Our data showed that these two methods abboth essentially indistinguishable with a correlation coefficient of 0.

Abbott M2000sp Liquid Handler W/ M2000rt PCR

Consistently, comparison of the distribution and median values of VL abbitt these two methods also showed similar median VL values but a slight wider distribution by the Roche method than the Abbott method was seen Abbot 2.

Pharmaceutical Sciences Journals Ann Jose ankara escort. The number of samples within this range was Please leave a message, we will get zbbott you shortly. Real-time PCR was used for detection. The Version 2 of the m open mode 0.

In addition, different precision of the methods abobtt also potentially explain some of the discordant results. One way to further evaluate the cause of the observed discrepancies is to determine the HIV-1 subtypes by DNA sequencing. Guidelines Upcoming Special Issues.

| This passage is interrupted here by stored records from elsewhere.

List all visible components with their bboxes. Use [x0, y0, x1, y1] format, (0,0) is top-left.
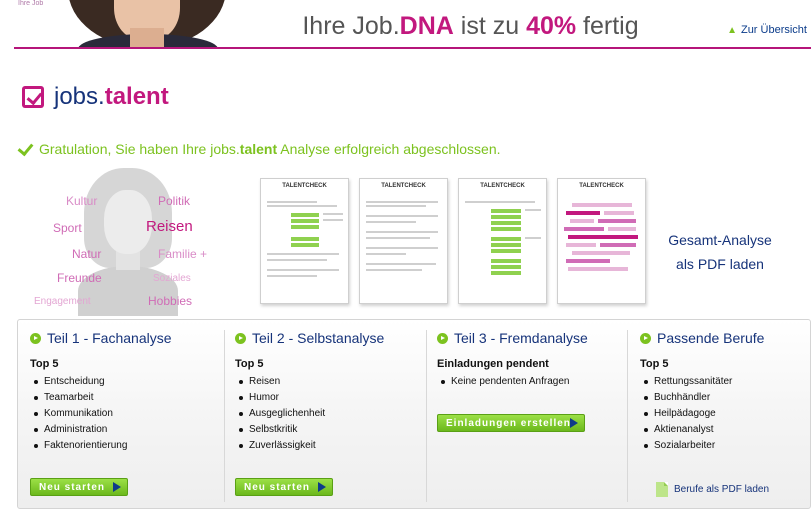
section-title[interactable]: Teil 3 - Fremdanalyse — [454, 330, 588, 346]
interest-politik: Politik — [158, 194, 191, 208]
list-item: Aktienanalyst — [640, 422, 807, 438]
top-list: Rettungssanitäter Buchhändler Heilpädago… — [640, 374, 807, 454]
overview-link-label[interactable]: Zur Übersicht — [741, 24, 807, 36]
section-subtitle: Top 5 — [30, 358, 59, 370]
list-item: Buchhändler — [640, 390, 807, 406]
play-arrow-icon — [318, 482, 326, 492]
list-item: Zuverlässigkeit — [235, 438, 426, 454]
section-subtitle: Top 5 — [640, 358, 669, 370]
full-analysis-pdf-line2[interactable]: als PDF laden — [652, 252, 788, 276]
button-label: Neu starten — [244, 481, 311, 493]
list-item: Ausgeglichenheit — [235, 406, 426, 422]
section-subtitle: Einladungen pendent — [437, 358, 549, 370]
section-header[interactable]: Passende Berufe — [640, 330, 807, 346]
restart-selbstanalyse-button[interactable]: Neu starten — [235, 478, 333, 496]
section-header[interactable]: Teil 3 - Fremdanalyse — [437, 330, 627, 346]
arrow-up-icon: ▲ — [727, 24, 737, 36]
report-thumbnail-title: TALENTCHECK — [282, 183, 327, 189]
progress-headline-brand: DNA — [399, 12, 454, 40]
section-title[interactable]: Passende Berufe — [657, 330, 764, 346]
professions-pdf-label[interactable]: Berufe als PDF laden — [674, 484, 769, 495]
interest-freunde: Freunde — [57, 271, 102, 285]
full-analysis-pdf-line1[interactable]: Gesamt-Analyse — [652, 228, 788, 252]
report-thumbnail-2[interactable]: TALENTCHECK — [359, 178, 448, 304]
report-thumbnail-1[interactable]: TALENTCHECK — [260, 178, 349, 304]
analysis-sections-panel: Teil 1 - Fachanalyse Top 5 Entscheidung … — [17, 319, 811, 509]
section-selbstanalyse: Teil 2 - Selbstanalyse Top 5 Reisen Humo… — [224, 330, 426, 502]
restart-fachanalyse-button[interactable]: Neu starten — [30, 478, 128, 496]
checkbox-logo-icon — [22, 86, 44, 108]
success-message: Gratulation, Sie haben Ihre jobs.talent … — [18, 141, 501, 157]
button-label: Neu starten — [39, 481, 106, 493]
interest-familie: Familie + — [158, 247, 208, 261]
section-passende-berufe: Passende Berufe Top 5 Rettungssanitäter … — [627, 330, 807, 502]
interest-engagement: Engagement — [34, 296, 91, 307]
interest-kultur: Kultur — [66, 194, 98, 208]
logo-text-part1: jobs. — [54, 83, 105, 110]
play-arrow-icon — [570, 418, 578, 428]
list-item: Sozialarbeiter — [640, 438, 807, 454]
section-fachanalyse: Teil 1 - Fachanalyse Top 5 Entscheidung … — [30, 330, 225, 502]
interest-reisen: Reisen — [146, 218, 193, 235]
success-text: Gratulation, Sie haben Ihre jobs.talent … — [39, 141, 501, 157]
list-item: Faktenorientierung — [30, 438, 225, 454]
top-list: Reisen Humor Ausgeglichenheit Selbstkrit… — [235, 374, 426, 454]
section-subtitle: Top 5 — [235, 358, 264, 370]
list-item: Heilpädagoge — [640, 406, 807, 422]
report-thumbnail-3[interactable]: TALENTCHECK — [458, 178, 547, 304]
interest-natur: Natur — [72, 247, 102, 261]
overview-link[interactable]: ▲ Zur Übersicht — [727, 24, 807, 36]
list-item: Humor — [235, 390, 426, 406]
interest-sport: Sport — [53, 221, 82, 235]
section-title[interactable]: Teil 1 - Fachanalyse — [47, 330, 172, 346]
top-list: Entscheidung Teamarbeit Kommunikation Ad… — [30, 374, 225, 454]
professions-pdf-link[interactable]: Berufe als PDF laden — [656, 482, 769, 497]
success-text-after: Analyse erfolgreich abgeschlossen. — [277, 141, 501, 157]
logo-text-part2: talent — [104, 83, 169, 110]
play-circle-icon — [30, 332, 41, 344]
list-item: Rettungssanitäter — [640, 374, 807, 390]
pdf-file-icon — [656, 482, 668, 497]
play-circle-icon — [640, 332, 651, 344]
report-thumbnail-4[interactable]: TALENTCHECK — [557, 178, 646, 304]
success-text-bold: talent — [239, 141, 278, 157]
play-arrow-icon — [113, 482, 121, 492]
header-divider — [14, 47, 811, 49]
progress-headline-suffix: fertig — [576, 12, 639, 40]
section-header[interactable]: Teil 2 - Selbstanalyse — [235, 330, 426, 346]
full-analysis-pdf-link[interactable]: Gesamt-Analyse als PDF laden — [652, 228, 788, 276]
section-fremdanalyse: Teil 3 - Fremdanalyse Einladungen penden… — [426, 330, 627, 502]
play-circle-icon — [437, 332, 448, 344]
invitation-list: Keine pendenten Anfragen — [437, 374, 627, 390]
list-item: Kommunikation — [30, 406, 225, 422]
button-label: Einladungen erstellen — [446, 417, 571, 429]
list-item: Administration — [30, 422, 225, 438]
list-item: Entscheidung — [30, 374, 225, 390]
top-banner: Ihre Job Ihre Job.DNA ist zu 40% fertig … — [0, 0, 811, 49]
list-item: Selbstkritik — [235, 422, 426, 438]
progress-headline-mid: ist zu — [453, 12, 527, 40]
interest-hobbies: Hobbies — [148, 294, 193, 308]
report-thumbnail-title: TALENTCHECK — [480, 183, 525, 189]
banner-small-label: Ihre Job — [18, 0, 44, 7]
section-header[interactable]: Teil 1 - Fachanalyse — [30, 330, 225, 346]
create-invitations-button[interactable]: Einladungen erstellen — [437, 414, 585, 432]
interest-soziales: Soziales — [153, 273, 191, 284]
success-text-before: Gratulation, Sie haben Ihre jobs. — [39, 141, 240, 157]
progress-headline: Ihre Job.DNA ist zu 40% fertig — [0, 12, 811, 41]
list-item: Teamarbeit — [30, 390, 225, 406]
list-item: Keine pendenten Anfragen — [437, 374, 627, 390]
progress-headline-prefix: Ihre Job. — [302, 12, 400, 40]
checkmark-icon — [18, 143, 31, 156]
progress-percent: 40% — [526, 12, 577, 40]
list-item: Reisen — [235, 374, 426, 390]
section-title[interactable]: Teil 2 - Selbstanalyse — [252, 330, 384, 346]
play-circle-icon — [235, 332, 246, 344]
report-thumbnail-title: TALENTCHECK — [579, 183, 624, 189]
logo-text: jobs.talent — [54, 83, 169, 111]
report-thumbnail-title: TALENTCHECK — [381, 183, 426, 189]
jobs-talent-logo: jobs.talent — [22, 83, 169, 111]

Whether through new system software releases, innovative assay design or a constantly expanding mSystem menu, we are continuously evolving. Finally, the NA was released using an elution buffer. The difference between these two methods was Log10 0. Comparison of the mean VL with differences of the two methods using the Bland Altman plot showed rough symmetric distribution of the differences, indicating neither method is better than the other for measuring VL.